How It Works: The Art Of Time-Stretching Bieber

Justin Bieber on a bike
courtesy of the artist

Yesterday, a DJ named Nick Pittsinger (a.k.a. Shamantis) posted a track titled, "U Smile 800 Percent Slower" which is a manipulated version of the Justin Bieber song "U Smile," slowed down from its original 3:17 running time so that it lasts for over 35 minutes. When I heard it, I immediately began playing with the audio to see how he'd made the new version. I ran the recording through Ableton, an audio processing software, sped it up to the original tempo, and found that though it is surely Beiber's song, the audio had been processed before it had been stretched.

"U Smile 800% Slower" (Original Tempo)

Pittsinger says he used a program called PaulStretch to slow the track down. So I tracked down the software's creator, Paul Nasca, to find out how the program works. Here's how he explained it:

"The idea of it is pretty simple. I take a small chunk (usually around 100 milliseconds) of the audio file from the start position, and I smear it: first I analyze a sound’s frequencies, and then randomize a part of the sounds characteristics and rebuild the chunk.
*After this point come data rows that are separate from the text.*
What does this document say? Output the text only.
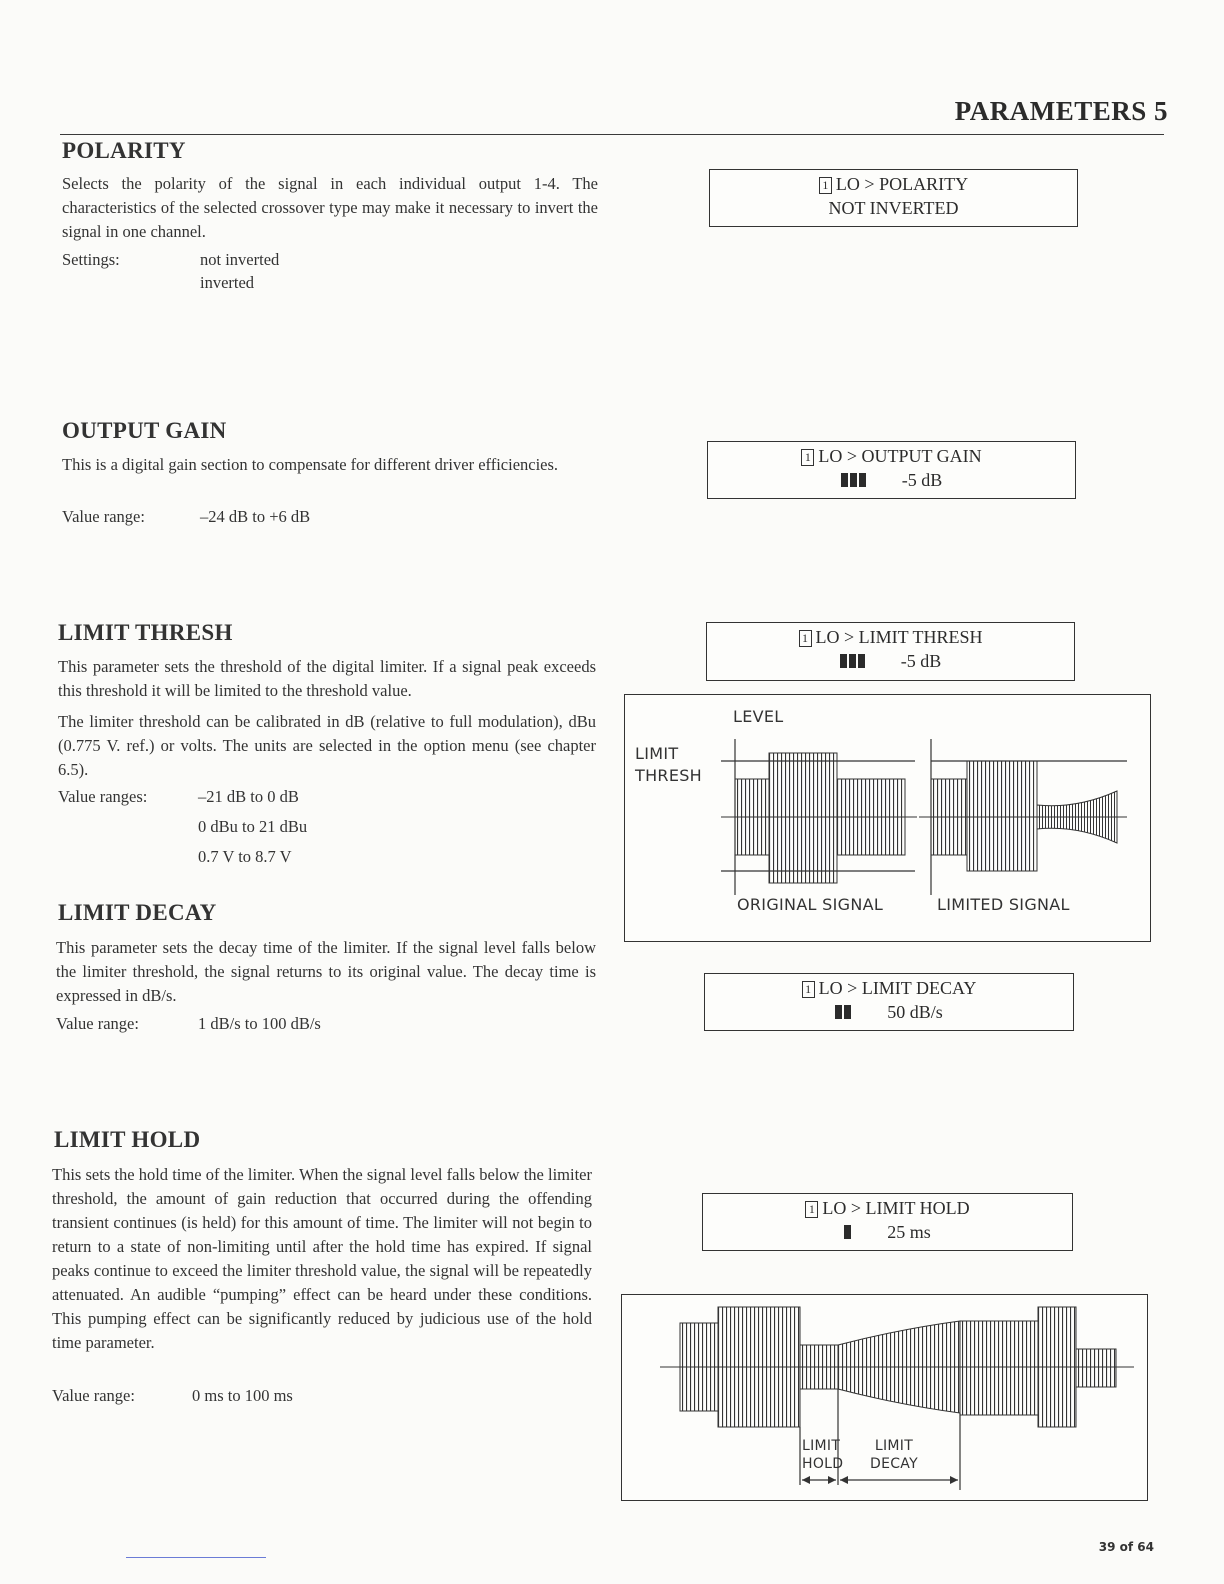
PARAMETERS 5
POLARITY

Selects the polarity of the signal in each individual output 1-4. The characteristics of the selected crossover type may make it necessary to invert the signal in one channel.

Settings:	not inverted
inverted
1 LO > POLARITY
NOT INVERTED
OUTPUT GAIN

This is a digital gain section to compensate for different driver efficiencies.

Value range:	–24 dB to +6 dB
1 LO > OUTPUT GAIN
-5 dB
LIMIT THRESH

This parameter sets the threshold of the digital limiter. If a signal peak exceeds this threshold it will be limited to the threshold value.

The limiter threshold can be calibrated in dB (relative to full modulation), dBu (0.775 V. ref.) or volts. The units are selected in the option menu (see chapter 6.5).

Value ranges:	–21 dB to 0 dB
0 dBu to 21 dBu
0.7 V to 8.7 V
1 LO > LIMIT THRESH
-5 dB
LEVEL
LIMIT
THRESH
ORIGINAL SIGNAL	LIMITED SIGNAL
LIMIT DECAY

This parameter sets the decay time of the limiter. If the signal level falls below the limiter threshold, the signal returns to its original value. The decay time is expressed in dB/s.

Value range:	1 dB/s to 100 dB/s
1 LO > LIMIT DECAY
50 dB/s
LIMIT HOLD

This sets the hold time of the limiter. When the signal level falls below the limiter threshold, the amount of gain reduction that occurred during the offending transient continues (is held) for this amount of time. The limiter will not begin to return to a state of non-limiting until after the hold time has expired. If signal peaks continue to exceed the limiter threshold value, the signal will be repeatedly attenuated. An audible “pumping” effect can be heard under these conditions. This pumping effect can be significantly reduced by judicious use of the hold time parameter.

Value range:	0 ms to 100 ms
1 LO > LIMIT HOLD
25 ms
LIMIT
HOLD
LIMIT
DECAY
39 of 64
I repeat the same process for another chunk of the audio file, and so on."

These "smeared chunks" (those numbered segments in this image), are then placed next to each other to elongate the track.

So instead of simply stretching the entire song, the stretches occur in tiny increments. When they overlap, they create a cohesive body of sound.

Time Stretching
Courtesy of Paul Nasca

When sped back up, the smearing effect becomes evident. The song now sounds like it's been crushed under a thick fog. Same pitch, but now — as Stephen Thompson put it on the All Songs Considered blog — less teen pop sensation, more celestial choirboy.

It seems that this time neither the singer nor the DJ, but instead the programmer, deserves the artist's credit.